Even if the E39 BMW M5 (1998-2003) had never turned any of its four, bespoke 18in Chrome Shadow alloy wheels (they’re easy to kerb and about £150 each to repair), we’d still be talking about it for its exhaust note alone. Idling, the 394bhp 4.9-litre V8 with double Vanos variable valve timing, eight throttle bodies and a free-flow exhaust is full of menace. Provoked, it explodes into vein-popping rage.
Parking the Lotus Carlton of 1990 conveniently to one side, the M5 is often credited with firing the starting gun on the modern-day saloon horsepower race, whose present pace-setters include the 552bhp M5 and 577bhp Mercedes-AMG E63 S. And the next M5 is expected to produce more than 600bhp.

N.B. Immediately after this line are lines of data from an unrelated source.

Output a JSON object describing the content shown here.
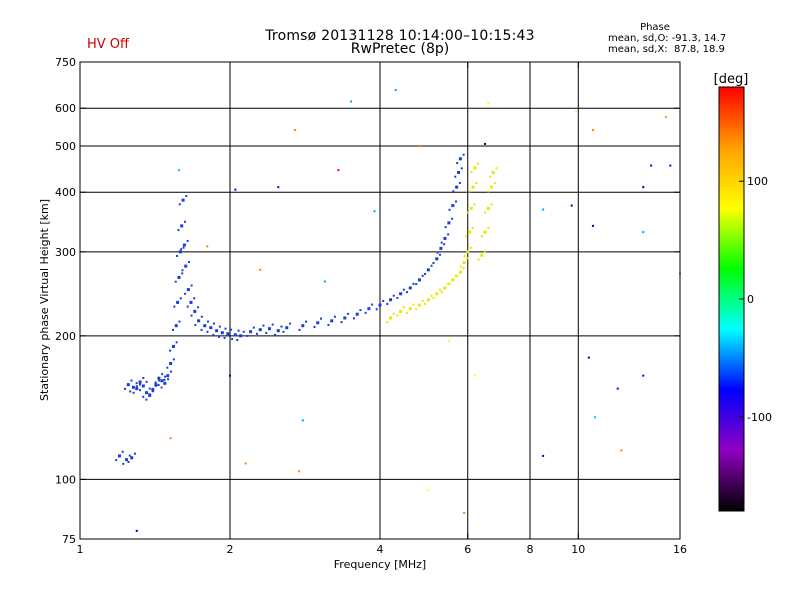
{
  "header": {
    "title": "Tromsø 20131128 10:14:00–10:15:43",
    "subtitle": "RwPretec (8p)",
    "hv_status": "HV Off",
    "hv_color": "#cc0000"
  },
  "phase_stats": {
    "heading": "Phase",
    "o_line": "mean, sd,O: -91.3, 14.7",
    "x_line": "mean, sd,X:  87.8, 18.9"
  },
  "chart_data": {
    "type": "scatter",
    "title": "Tromsø 20131128 10:14:00–10:15:43",
    "subtitle": "RwPretec (8p)",
    "xlabel": "Frequency [MHz]",
    "ylabel": "Stationary phase Virtual Height [km]",
    "x_scale": "log",
    "y_scale": "log",
    "xlim": [
      1,
      16
    ],
    "ylim": [
      75,
      750
    ],
    "x_ticks": [
      1,
      2,
      4,
      6,
      8,
      10,
      16
    ],
    "y_ticks": [
      75,
      100,
      200,
      300,
      400,
      500,
      600,
      750
    ],
    "x_gridlines": [
      2,
      4,
      6,
      8,
      10
    ],
    "y_gridlines": [
      100,
      200,
      300,
      400,
      500,
      600
    ],
    "colorbar": {
      "label": "[deg]",
      "range": [
        -180,
        180
      ],
      "ticks": [
        100,
        0,
        -100
      ],
      "colors": [
        "#ff0000",
        "#ffa000",
        "#ffff00",
        "#00ff00",
        "#00ffff",
        "#0000ff",
        "#9000c0",
        "#000000"
      ]
    },
    "series": [
      {
        "color": "#1a3cd8",
        "points": [
          [
            1.25,
            158
          ],
          [
            1.28,
            156
          ],
          [
            1.3,
            155
          ],
          [
            1.32,
            160
          ],
          [
            1.34,
            157
          ],
          [
            1.36,
            152
          ],
          [
            1.38,
            150
          ],
          [
            1.4,
            154
          ],
          [
            1.42,
            158
          ],
          [
            1.44,
            163
          ],
          [
            1.46,
            161
          ],
          [
            1.48,
            159
          ],
          [
            1.5,
            165
          ],
          [
            1.52,
            175
          ],
          [
            1.54,
            190
          ],
          [
            1.56,
            210
          ],
          [
            1.57,
            235
          ],
          [
            1.58,
            265
          ],
          [
            1.59,
            300
          ],
          [
            1.6,
            340
          ],
          [
            1.61,
            385
          ],
          [
            1.62,
            310
          ],
          [
            1.63,
            280
          ],
          [
            1.65,
            250
          ],
          [
            1.67,
            235
          ],
          [
            1.7,
            225
          ],
          [
            1.73,
            215
          ],
          [
            1.78,
            210
          ],
          [
            1.83,
            208
          ],
          [
            1.88,
            205
          ],
          [
            1.93,
            203
          ],
          [
            1.98,
            202
          ],
          [
            2.05,
            201
          ],
          [
            2.1,
            200
          ],
          [
            2.2,
            204
          ],
          [
            2.3,
            206
          ],
          [
            2.4,
            207
          ],
          [
            2.5,
            205
          ],
          [
            2.6,
            208
          ],
          [
            2.8,
            210
          ],
          [
            3.0,
            213
          ],
          [
            3.2,
            215
          ],
          [
            3.4,
            218
          ],
          [
            3.6,
            222
          ],
          [
            3.8,
            228
          ],
          [
            4.0,
            232
          ],
          [
            4.2,
            238
          ],
          [
            4.4,
            245
          ],
          [
            4.6,
            252
          ],
          [
            4.8,
            262
          ],
          [
            5.0,
            275
          ],
          [
            5.2,
            290
          ],
          [
            5.3,
            305
          ],
          [
            5.4,
            320
          ],
          [
            5.5,
            345
          ],
          [
            5.6,
            375
          ],
          [
            5.7,
            410
          ],
          [
            5.75,
            440
          ],
          [
            5.8,
            470
          ],
          [
            1.2,
            112
          ],
          [
            1.24,
            110
          ],
          [
            1.27,
            111
          ]
        ]
      },
      {
        "color": "#e8e800",
        "points": [
          [
            4.2,
            218
          ],
          [
            4.4,
            225
          ],
          [
            4.6,
            228
          ],
          [
            4.8,
            232
          ],
          [
            5.0,
            238
          ],
          [
            5.2,
            245
          ],
          [
            5.4,
            252
          ],
          [
            5.6,
            262
          ],
          [
            5.8,
            272
          ],
          [
            5.9,
            285
          ],
          [
            6.0,
            300
          ],
          [
            6.05,
            330
          ],
          [
            6.1,
            370
          ],
          [
            6.15,
            410
          ],
          [
            6.2,
            450
          ],
          [
            6.4,
            295
          ],
          [
            6.5,
            330
          ],
          [
            6.6,
            370
          ],
          [
            6.7,
            410
          ],
          [
            6.75,
            440
          ]
        ]
      }
    ],
    "scatter_noise": [
      {
        "x": 1.3,
        "y": 78,
        "color": "#000080"
      },
      {
        "x": 1.52,
        "y": 122,
        "color": "#ff8000"
      },
      {
        "x": 1.58,
        "y": 445,
        "color": "#00c0ff"
      },
      {
        "x": 1.8,
        "y": 308,
        "color": "#ff8000"
      },
      {
        "x": 2.0,
        "y": 165,
        "color": "#000080"
      },
      {
        "x": 2.05,
        "y": 405,
        "color": "#0000ff"
      },
      {
        "x": 2.15,
        "y": 108,
        "color": "#ff8000"
      },
      {
        "x": 2.3,
        "y": 275,
        "color": "#ff8000"
      },
      {
        "x": 2.5,
        "y": 410,
        "color": "#0000ff"
      },
      {
        "x": 2.7,
        "y": 540,
        "color": "#ff8000"
      },
      {
        "x": 2.75,
        "y": 104,
        "color": "#ff8000"
      },
      {
        "x": 2.8,
        "y": 133,
        "color": "#00a0ff"
      },
      {
        "x": 3.1,
        "y": 260,
        "color": "#00a0ff"
      },
      {
        "x": 3.3,
        "y": 445,
        "color": "#ff0000"
      },
      {
        "x": 3.5,
        "y": 620,
        "color": "#00a0ff"
      },
      {
        "x": 3.9,
        "y": 365,
        "color": "#00a0ff"
      },
      {
        "x": 4.3,
        "y": 655,
        "color": "#00a0ff"
      },
      {
        "x": 4.8,
        "y": 500,
        "color": "#ff8000"
      },
      {
        "x": 5.0,
        "y": 95,
        "color": "#ffff00"
      },
      {
        "x": 5.5,
        "y": 195,
        "color": "#ffff00"
      },
      {
        "x": 5.9,
        "y": 85,
        "color": "#ff8000"
      },
      {
        "x": 6.2,
        "y": 165,
        "color": "#ffff00"
      },
      {
        "x": 6.5,
        "y": 505,
        "color": "#000080"
      },
      {
        "x": 6.6,
        "y": 615,
        "color": "#ffff00"
      },
      {
        "x": 8.5,
        "y": 112,
        "color": "#0000ff"
      },
      {
        "x": 8.5,
        "y": 368,
        "color": "#00a0ff"
      },
      {
        "x": 9.7,
        "y": 375,
        "color": "#000080"
      },
      {
        "x": 9.9,
        "y": 590,
        "color": "#ffff00"
      },
      {
        "x": 10.5,
        "y": 180,
        "color": "#000080"
      },
      {
        "x": 10.7,
        "y": 540,
        "color": "#ff8000"
      },
      {
        "x": 10.7,
        "y": 340,
        "color": "#000080"
      },
      {
        "x": 10.8,
        "y": 135,
        "color": "#00c0ff"
      },
      {
        "x": 12.0,
        "y": 155,
        "color": "#0000ff"
      },
      {
        "x": 12.2,
        "y": 115,
        "color": "#ff8000"
      },
      {
        "x": 13.5,
        "y": 165,
        "color": "#0000ff"
      },
      {
        "x": 13.5,
        "y": 410,
        "color": "#000080"
      },
      {
        "x": 13.5,
        "y": 330,
        "color": "#00a0ff"
      },
      {
        "x": 14.0,
        "y": 455,
        "color": "#0000ff"
      },
      {
        "x": 15.0,
        "y": 575,
        "color": "#ffa000"
      },
      {
        "x": 15.3,
        "y": 455,
        "color": "#0000ff"
      },
      {
        "x": 16.0,
        "y": 270,
        "color": "#ff8000"
      }
    ]
  }
}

But as any fule kno, it isn’t how fast you go, it’s how you get there – and getting there in the E39 M5 is still, 18 long years after the first cars took to the road, a thrilling and involving experience. BMW’s M division already had a great chassis to work with, to which it added beefed-up suspension, a limited-slip differential and sharper steering (no small achievement considering it was a recirculating ball set-up), while lowering the ride height. Ventilated discs allround and, by today’s standards, a rather interventionist ESP system (some owners switch it off) completed the changes. Add a Sport button and a six-speed manual gearbox (the throw is a little long but the shifts should be precise) and the M5 was ready to play.